3. LBH Medan minta publik kawal kasus yang melibatkan aparat negara

LBH Medan menekankan bahwa militer harus tunduk pada prinsip akuntabilitas dan supremasi sipil. Kekerasan terhadap anak, apalagi hingga merenggut nyawa, merupakan pelanggaran serius terhadap hukum nasional dan internasional.

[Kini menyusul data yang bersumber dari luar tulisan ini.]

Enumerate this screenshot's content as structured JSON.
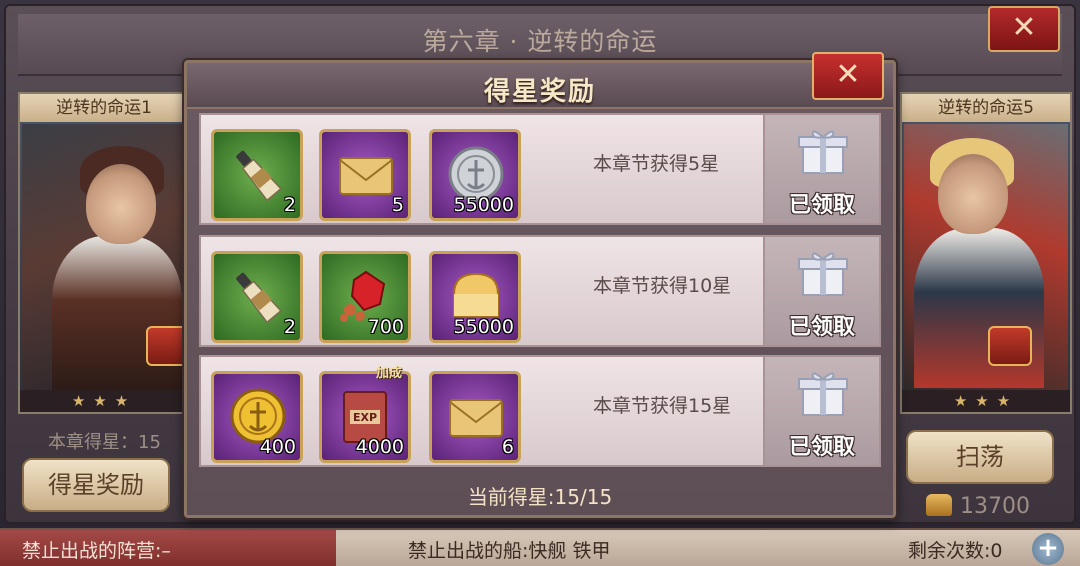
{
  "background": {
    "chapter_title": "第六章 · 逆转的命运",
    "chapter_subtitle": "逆转的命运1",
    "close_label": "✕",
    "left_card_label": "逆转的命运1",
    "right_card_label": "逆转的命运5",
    "card_stars": "★★★",
    "chapter_stars_text": "本章得星：15",
    "star_reward_button": "得星奖励",
    "sweep_button": "扫荡",
    "bread_count": "13700",
    "bottom_bar": {
      "banned_camp": "禁止出战的阵营:–",
      "banned_ships": "禁止出战的船:快舰 铁甲",
      "remaining": "剩余次数:0",
      "add_label": "+"
    }
  },
  "dialog": {
    "title": "得星奖励",
    "close_label": "✕",
    "rows": [
      {
        "requirement": "本章节获得5星",
        "status": "已领取",
        "items": [
          {
            "icon": "champagne-bottle-icon",
            "frame": "green",
            "qty": "2"
          },
          {
            "icon": "envelope-icon",
            "frame": "purple",
            "qty": "5"
          },
          {
            "icon": "silver-coin-icon",
            "frame": "purple",
            "qty": "55000"
          }
        ]
      },
      {
        "requirement": "本章节获得10星",
        "status": "已领取",
        "items": [
          {
            "icon": "champagne-bottle-icon",
            "frame": "green",
            "qty": "2"
          },
          {
            "icon": "red-gem-icon",
            "frame": "green",
            "qty": "700"
          },
          {
            "icon": "bread-icon",
            "frame": "purple",
            "qty": "55000"
          }
        ]
      },
      {
        "requirement": "本章节获得15星",
        "status": "已领取",
        "items": [
          {
            "icon": "gold-coin-icon",
            "frame": "purple",
            "qty": "400"
          },
          {
            "icon": "exp-book-icon",
            "frame": "purple",
            "qty": "4000",
            "bonus": "加成"
          },
          {
            "icon": "envelope-icon",
            "frame": "purple",
            "qty": "6"
          }
        ]
      }
    ],
    "current_stars": "当前得星:15/15"
  }
}
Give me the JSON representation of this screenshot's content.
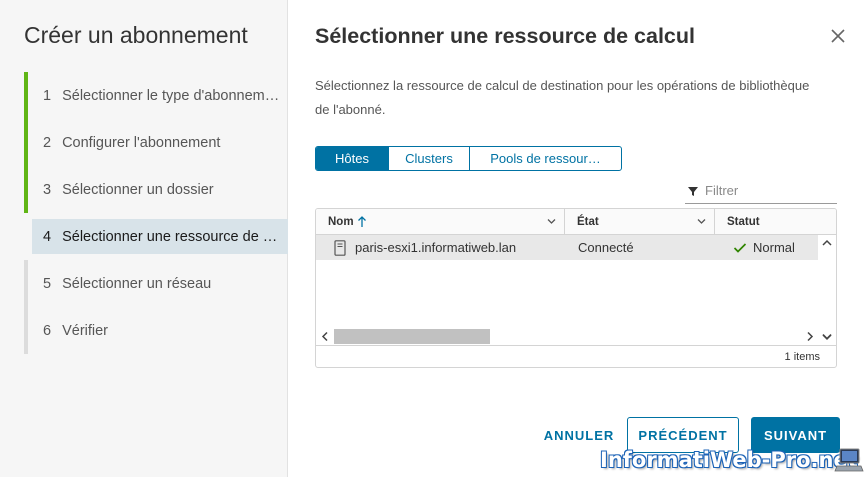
{
  "sidebar": {
    "title": "Créer un abonnement",
    "steps": [
      {
        "num": "1",
        "label": "Sélectionner le type d'abonnem…"
      },
      {
        "num": "2",
        "label": "Configurer l'abonnement"
      },
      {
        "num": "3",
        "label": "Sélectionner un dossier"
      },
      {
        "num": "4",
        "label": "Sélectionner une ressource de …"
      },
      {
        "num": "5",
        "label": "Sélectionner un réseau"
      },
      {
        "num": "6",
        "label": "Vérifier"
      }
    ]
  },
  "main": {
    "title": "Sélectionner une ressource de calcul",
    "description": "Sélectionnez la ressource de calcul de destination pour les opérations de bibliothèque de l'abonné.",
    "tabs": [
      "Hôtes",
      "Clusters",
      "Pools de ressour…"
    ],
    "filter_placeholder": "Filtrer",
    "grid": {
      "columns": [
        "Nom",
        "État",
        "Statut"
      ],
      "rows": [
        {
          "name": "paris-esxi1.informatiweb.lan",
          "state": "Connecté",
          "status": "Normal"
        }
      ],
      "footer": "1 items"
    },
    "buttons": {
      "cancel": "ANNULER",
      "back": "PRÉCÉDENT",
      "next": "SUIVANT"
    }
  },
  "watermark": "InformatiWeb-Pro.net",
  "colors": {
    "accent": "#0072a3",
    "done_bar": "#60b515",
    "active_step_bg": "#d8e3e9",
    "status_ok": "#2f8400"
  },
  "icons": [
    "close-icon",
    "filter-icon",
    "sort-up-icon",
    "chevron-down-icon",
    "host-icon",
    "check-icon",
    "scroll-arrow-icon"
  ]
}
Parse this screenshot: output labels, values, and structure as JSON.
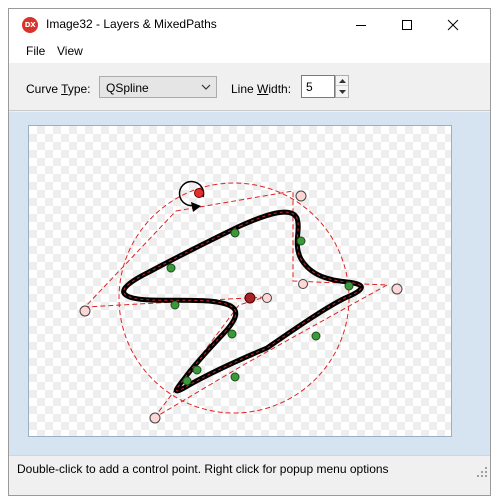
{
  "window": {
    "title": "Image32 - Layers & MixedPaths",
    "icon_text": "DX"
  },
  "menu": {
    "file": "File",
    "view": "View"
  },
  "toolbar": {
    "curve_label_pre": "Curve ",
    "curve_label_u": "T",
    "curve_label_post": "ype:",
    "curve_type_value": "QSpline",
    "width_label_pre": "Line ",
    "width_label_u": "W",
    "width_label_post": "idth:",
    "line_width_value": "5"
  },
  "status": {
    "text": "Double-click to add a control point. Right click for popup menu options"
  },
  "colors": {
    "curve": "#000000",
    "guide": "#dd2222",
    "on_curve_point": "#2e8b2e",
    "control_point": "#ffd0d0",
    "rotate_handle": "#e03030",
    "canvas_background": "#d6e4f2"
  }
}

Saat ini, Peradilan Militer Medan juga tengah menangani kasus lain yang melibatkan anak berusia 15 tahun berinisial MHS. Hingga kini, terdakwa dalam kasus tersebut bahkan belum ditahan. LBH Medan mengajak masyarakat untuk mengawal proses hukum agar tidak ada lagi praktik impunitas di peradilan militer.
“Dalam konteks negara demokratis yang menghormati hak asasi manusia, kekuatan bersenjata tidak dapat berdiri di luar sistem hukum yang berlaku, apalagi bertindak sewenang-wenang terhadap warga sipil,” pungkasnya.